Australian Mortgage Repayment Calculator
Estimate your home loan repayments, total interest, and payoff time based on Australian borrowing assumptions.
This calculator is an educational estimate only and does not replace lender quotes or financial advice.
Use this AUS mortgage calculator to model your likely repayments before you apply for a home loan. Whether you're buying your first home in Brisbane, upgrading in Melbourne, or investing in Perth, a repayment estimate helps you understand cash flow pressure, total interest, and how long debt could realistically stay with you.
What this AUS mortgage calculator helps you estimate
- Your estimated principal-and-interest repayment per month, fortnight, or week.
- Total interest paid over the life of the loan.
- Total amount repaid including principal and interest.
- How extra repayments can reduce both interest and payoff time.
- How a consistent offset account balance can lower interest charges.
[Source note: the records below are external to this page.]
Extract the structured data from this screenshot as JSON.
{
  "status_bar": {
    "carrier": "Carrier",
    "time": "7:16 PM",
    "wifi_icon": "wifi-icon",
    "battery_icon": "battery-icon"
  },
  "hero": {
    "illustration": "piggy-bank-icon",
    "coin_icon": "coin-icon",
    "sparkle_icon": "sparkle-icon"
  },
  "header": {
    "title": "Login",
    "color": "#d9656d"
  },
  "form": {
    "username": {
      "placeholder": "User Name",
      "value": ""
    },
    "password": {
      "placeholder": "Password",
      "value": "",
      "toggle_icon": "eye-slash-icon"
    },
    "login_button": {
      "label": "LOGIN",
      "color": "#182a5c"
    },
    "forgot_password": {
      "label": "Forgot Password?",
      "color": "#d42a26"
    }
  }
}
- Loan-to-value ratio (LVR), which lenders use to assess risk.
How mortgage repayments are calculated
1) Work out the loan amount
Your loan amount is usually the property price minus your deposit. For example, an $850,000 property with a $170,000 deposit gives a loan of $680,000.
2) Convert the annual interest rate to a repayment-period rate
If your rate is 6.25% per year and you repay monthly, the periodic rate is 6.25% / 12. If you repay fortnightly, the same annual rate is spread over 26 periods.
3) Apply an amortisation formula
Most Australian owner-occupier loans are amortising loans, meaning each payment includes interest plus principal. Early repayments are interest-heavy; later repayments shift more toward principal.
4) Simulate extras and offset balance
Extra repayments directly reduce principal faster. Offset balances reduce the portion of your loan that accrues interest, often producing substantial savings over decades.
Important Australian mortgage costs people often forget
Repayments are only one part of total home ownership cost. Before signing, budget for:
- Stamp duty: Varies by state/territory and buyer type.
- Lenders Mortgage Insurance (LMI): Common when deposit is below 20%.
- Conveyancing/legal fees: Needed to transfer property title.
- Building and pest inspections: Essential due diligence.
- Loan establishment and valuation fees: Charged by some lenders.
- Moving and setup costs: Utility connections, furniture, and repairs.
That is why this page includes an upfront cost field: it reminds you that borrowing capacity and total cash required are not the same thing.
Fixed, variable, or split: which structure suits you?
Fixed-rate loans
Fixed loans provide repayment certainty for a set period. They are useful when budgeting is tight, but they can include break costs if you refinance or sell early.
Variable-rate loans
Variable rates move with market and lender decisions. You may benefit from lower rates, flexible features, redraw, and full offset accounts, but repayment amounts can rise.
Split loans
A split loan divides the balance between fixed and variable portions. This gives some certainty while preserving flexibility on the variable side.
How to pay off your mortgage sooner in Australia
- Round repayments up (even by $50-$200 each period).
- Direct bonuses, tax refunds, or rent income into extra repayments.
- Keep your salary in an offset account if your lender allows it.
- Review rates regularly and negotiate with your lender.
- Refinance when the overall deal (including fees) is better.
- Avoid extending your term repeatedly when refinancing.
Example scenario
Suppose you borrow $680,000 over 30 years at 6.25%. If you then add even a modest extra repayment every period, the loan can close years earlier and save a significant amount of interest. The calculator above shows this instantly by comparing your base schedule versus your adjusted schedule.
Frequently asked questions
Does repaying fortnightly actually help?
It can, especially if the fortnightly amount results in a higher annual repayment than the monthly equivalent. Even small payment frequency effects plus consistent extra repayments can compound meaningfully.
Is offset better than redraw?
Both can be useful. Offset reduces daily interest calculation, while redraw gives access to extra repayments you've made. The best choice depends on fees, access rules, and your spending discipline.
Can this calculator replace lender assessment?
No. Lenders use serviceability formulas, buffers, living expense models, and policy checks that differ from a simple calculator. Use this as a planning tool, then confirm with a broker or lender.
Final thoughts
A mortgage is usually the largest financial commitment most Australians make. Taking 10 minutes to model scenarios can prevent years of financial stress. Use this calculator to test realistic rates, include true upfront costs, and build a repayment strategy that fits your lifestyle—not just your borrowing limit.